Moscow began withdrawing the peacekeepers from Karabakh last week following an agreement reportedly reached by the Russian and Azerbaijani presidents. Images circulated by Azerbaijani media in the following days showed some of them returning to Russia through Azerbaijan.
The Russian convoy seen by an RFE/RL reporter entered Armenia through the Lachin corridor. An Armenian military police car escorted it to the nearby town of Goris.
Armen Grigorian, the secretary of Armenia’s Security Council, clarified later in the day that the Russian peacekeepers will only briefly stay in Armenia.
“A group of military personnel of the contingent and their column went to their temporary deployment locations in Goris and Sisian in order to organize their closure,” Grigorian told the Armenpress news agency.
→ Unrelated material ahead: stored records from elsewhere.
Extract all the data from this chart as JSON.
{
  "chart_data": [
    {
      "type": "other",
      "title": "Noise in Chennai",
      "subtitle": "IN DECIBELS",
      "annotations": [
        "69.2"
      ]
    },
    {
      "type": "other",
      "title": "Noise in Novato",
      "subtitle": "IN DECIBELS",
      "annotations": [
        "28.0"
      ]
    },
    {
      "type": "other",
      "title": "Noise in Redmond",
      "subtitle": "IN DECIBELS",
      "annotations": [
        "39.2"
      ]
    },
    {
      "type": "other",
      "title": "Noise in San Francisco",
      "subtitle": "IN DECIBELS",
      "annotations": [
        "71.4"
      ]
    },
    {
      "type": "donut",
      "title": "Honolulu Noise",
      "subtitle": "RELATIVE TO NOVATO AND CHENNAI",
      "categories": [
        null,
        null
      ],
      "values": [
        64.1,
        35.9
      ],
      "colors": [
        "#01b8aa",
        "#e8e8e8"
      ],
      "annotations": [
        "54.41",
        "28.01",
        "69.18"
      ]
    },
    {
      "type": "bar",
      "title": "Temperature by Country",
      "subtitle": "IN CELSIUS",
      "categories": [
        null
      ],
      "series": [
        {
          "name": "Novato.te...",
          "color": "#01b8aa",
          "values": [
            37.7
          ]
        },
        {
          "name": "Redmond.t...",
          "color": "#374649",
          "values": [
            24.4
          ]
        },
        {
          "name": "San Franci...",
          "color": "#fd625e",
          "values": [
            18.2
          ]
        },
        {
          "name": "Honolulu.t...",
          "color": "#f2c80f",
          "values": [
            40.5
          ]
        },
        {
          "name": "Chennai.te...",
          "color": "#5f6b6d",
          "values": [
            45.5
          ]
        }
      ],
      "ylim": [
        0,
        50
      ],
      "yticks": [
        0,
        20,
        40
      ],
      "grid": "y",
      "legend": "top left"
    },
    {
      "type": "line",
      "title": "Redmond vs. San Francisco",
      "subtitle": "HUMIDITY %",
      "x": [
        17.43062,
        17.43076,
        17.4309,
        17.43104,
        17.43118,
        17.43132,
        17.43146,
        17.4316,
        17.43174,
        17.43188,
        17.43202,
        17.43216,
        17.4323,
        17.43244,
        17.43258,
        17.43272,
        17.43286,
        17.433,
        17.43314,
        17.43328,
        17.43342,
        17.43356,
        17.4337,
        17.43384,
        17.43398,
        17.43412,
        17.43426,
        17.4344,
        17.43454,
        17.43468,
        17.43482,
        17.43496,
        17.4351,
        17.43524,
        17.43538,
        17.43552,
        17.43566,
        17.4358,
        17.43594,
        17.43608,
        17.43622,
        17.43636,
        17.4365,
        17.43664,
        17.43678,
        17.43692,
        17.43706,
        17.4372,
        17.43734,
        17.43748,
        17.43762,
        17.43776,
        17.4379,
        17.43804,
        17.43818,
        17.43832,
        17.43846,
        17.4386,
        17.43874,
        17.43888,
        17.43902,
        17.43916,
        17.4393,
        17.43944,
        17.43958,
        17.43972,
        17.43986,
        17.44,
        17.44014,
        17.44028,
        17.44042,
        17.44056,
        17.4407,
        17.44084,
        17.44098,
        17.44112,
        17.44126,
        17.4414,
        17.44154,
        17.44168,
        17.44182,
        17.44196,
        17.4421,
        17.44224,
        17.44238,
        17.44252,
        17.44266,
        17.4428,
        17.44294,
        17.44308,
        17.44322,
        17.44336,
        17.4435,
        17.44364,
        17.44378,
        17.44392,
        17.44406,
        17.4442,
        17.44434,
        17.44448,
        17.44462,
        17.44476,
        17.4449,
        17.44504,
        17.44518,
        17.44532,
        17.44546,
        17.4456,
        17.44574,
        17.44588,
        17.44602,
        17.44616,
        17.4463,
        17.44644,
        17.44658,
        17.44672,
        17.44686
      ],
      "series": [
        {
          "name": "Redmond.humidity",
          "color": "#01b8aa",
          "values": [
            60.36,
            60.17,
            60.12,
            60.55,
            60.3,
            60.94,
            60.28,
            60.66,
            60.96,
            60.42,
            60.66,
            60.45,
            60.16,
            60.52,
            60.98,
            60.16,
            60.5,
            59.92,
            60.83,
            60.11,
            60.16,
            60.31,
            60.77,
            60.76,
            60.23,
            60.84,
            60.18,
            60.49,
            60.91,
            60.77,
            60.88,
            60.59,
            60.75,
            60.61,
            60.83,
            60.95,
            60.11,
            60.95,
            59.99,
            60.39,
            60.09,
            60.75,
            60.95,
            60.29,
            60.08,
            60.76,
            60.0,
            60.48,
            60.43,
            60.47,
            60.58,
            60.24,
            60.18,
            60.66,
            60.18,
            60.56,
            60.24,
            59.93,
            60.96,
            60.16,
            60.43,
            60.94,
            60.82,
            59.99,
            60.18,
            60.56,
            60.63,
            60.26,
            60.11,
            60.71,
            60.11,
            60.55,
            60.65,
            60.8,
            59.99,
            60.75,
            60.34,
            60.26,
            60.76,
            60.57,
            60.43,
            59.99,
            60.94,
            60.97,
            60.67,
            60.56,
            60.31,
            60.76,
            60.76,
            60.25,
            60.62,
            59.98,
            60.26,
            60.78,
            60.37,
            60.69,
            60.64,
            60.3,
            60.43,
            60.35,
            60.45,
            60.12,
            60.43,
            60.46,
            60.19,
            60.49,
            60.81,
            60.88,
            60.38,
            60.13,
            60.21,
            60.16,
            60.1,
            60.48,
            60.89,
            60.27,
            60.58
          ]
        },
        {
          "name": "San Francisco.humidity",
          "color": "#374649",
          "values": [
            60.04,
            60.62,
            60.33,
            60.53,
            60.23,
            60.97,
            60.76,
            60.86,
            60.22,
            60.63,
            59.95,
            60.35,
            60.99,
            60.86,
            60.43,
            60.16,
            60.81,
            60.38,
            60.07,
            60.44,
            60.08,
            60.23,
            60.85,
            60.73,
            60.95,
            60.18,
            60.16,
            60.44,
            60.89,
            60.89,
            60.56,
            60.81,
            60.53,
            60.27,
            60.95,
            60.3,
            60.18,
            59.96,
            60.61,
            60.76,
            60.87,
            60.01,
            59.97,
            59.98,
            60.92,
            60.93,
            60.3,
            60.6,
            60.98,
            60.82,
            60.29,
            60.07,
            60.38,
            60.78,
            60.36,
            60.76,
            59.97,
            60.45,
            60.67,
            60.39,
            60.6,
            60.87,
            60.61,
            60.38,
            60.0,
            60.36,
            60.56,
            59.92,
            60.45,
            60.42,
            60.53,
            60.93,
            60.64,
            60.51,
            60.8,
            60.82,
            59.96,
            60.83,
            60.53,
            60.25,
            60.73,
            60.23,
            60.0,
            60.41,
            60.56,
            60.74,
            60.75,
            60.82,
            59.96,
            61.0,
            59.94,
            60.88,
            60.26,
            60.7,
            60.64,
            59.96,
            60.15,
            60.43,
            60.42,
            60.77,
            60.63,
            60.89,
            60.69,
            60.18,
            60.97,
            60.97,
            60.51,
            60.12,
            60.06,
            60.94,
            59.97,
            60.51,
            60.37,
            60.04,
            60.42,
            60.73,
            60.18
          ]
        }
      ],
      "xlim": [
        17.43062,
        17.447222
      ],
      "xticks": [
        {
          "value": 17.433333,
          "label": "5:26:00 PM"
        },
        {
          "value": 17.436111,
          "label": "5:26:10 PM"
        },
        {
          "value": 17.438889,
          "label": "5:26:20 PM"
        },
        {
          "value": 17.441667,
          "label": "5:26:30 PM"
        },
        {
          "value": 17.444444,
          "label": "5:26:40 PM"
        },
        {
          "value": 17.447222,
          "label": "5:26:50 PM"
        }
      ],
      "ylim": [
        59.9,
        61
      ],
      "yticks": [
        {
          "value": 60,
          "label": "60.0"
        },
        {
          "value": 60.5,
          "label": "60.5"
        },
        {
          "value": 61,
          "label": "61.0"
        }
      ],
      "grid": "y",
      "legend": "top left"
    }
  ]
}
Meanwhile, Kremlin spokesman Dmitry Peskov blamed the Russian troop withdrawal on the Armenian government’s controversial decision to recognize Azerbaijani sovereignty over Karabakh.
“This [withdrawal] corresponds to the current realities that have developed in the region after Armenia recognized the borders of Azerbaijan as of 1991,” he told Russian state television. “The geopolitical realities there have changed, and there are no functions left for [the peacekeepers] anymore.”
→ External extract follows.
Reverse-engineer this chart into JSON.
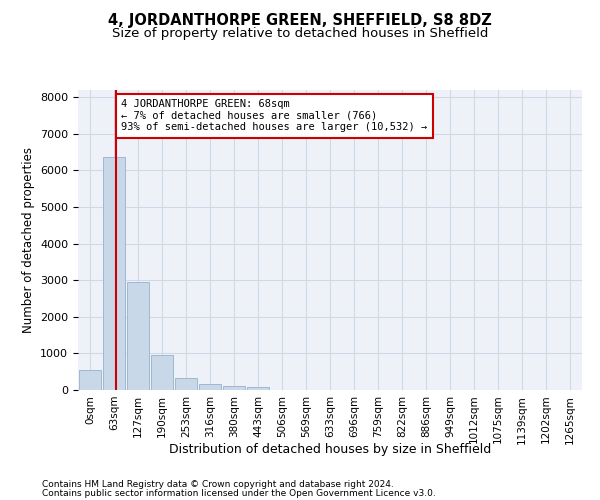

Moscow has similarly blamed Prime Minister Nikol Pashinian for its failure to thwart or even condemn the Azerbaijani takeover of Karabakh. Yerevan has dismissed such claims, insisting that the peacekeepers have failed to fulfill their mandate.
Peskov spoke as Russian President Vladimir Putin met with his Azerbaijani counterpart Ilham Aliyev in the Kremlin.
“Regional security issues are constantly on the agenda of our meetings, and we are also pleased with how they are being solved,” Aliyev told Putin at the start of the talks. “Russia is a fundamental country in terms of regional security in the Caucasus and wider geography.”